To coincide with the film's release, Hyperion Books published a new edition of the novel, featuring photos from the film on the cover.

The film aired on HBO cable in the summer of 2011.

==Reception==
On Rotten Tomatoes, the film holds a 58% approval rating based on 137 reviews with an average rating of 6/10. The critics consensus states "It's amiable, and it does a surprisingly good job of sidestepping psych ward comedy clichés, but given its talented cast and directors, It's Kind of a Funny Story should be more than just mildly entertaining." On Metacritic, the film has an weighted average score of 63, based on 33 reviews, which indicates "generally favorable" reviews.

Justin Chang of Variety wrote: "The filmmakers fully retain their offbeat sensibility and attentiveness to character while providing perhaps the sharpest showcase yet for Zach Galifianakis' outsized talents."
Peter Travers of Rolling Stone wrote: "I don't blame you for backing off a movie that focuses on a suicidal teen who learns warm life lessons by spending five days in a Brooklyn hospital's psych ward.
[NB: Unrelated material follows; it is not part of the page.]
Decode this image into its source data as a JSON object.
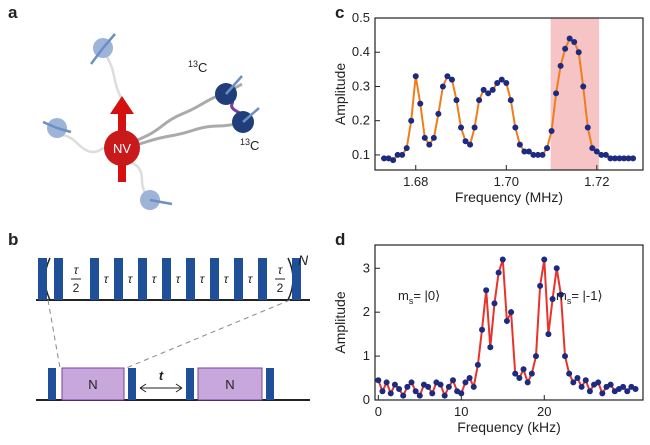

Stop worrying. It's Kind of a Funny Story, based on Ned Vizzini's semiautobiographical novel, breaks the jinx."

Michael Rechtshaffen of The Hollywood Reporter called it "A dramatically inert, lethargic dramedy that isn't nearly as quirky and poignant as it perceives itself." Ann Hornaday of The Washington Post gave the film a negative review, saying "There's very little that's even kind of funny in It's Kind of a Funny Story, which can't accurately be described as a comedy but isn't a true drama, either."

==Home media==
It's Kind of a Funny Story was released on DVD and Blu-ray Disc on February 8, 2011.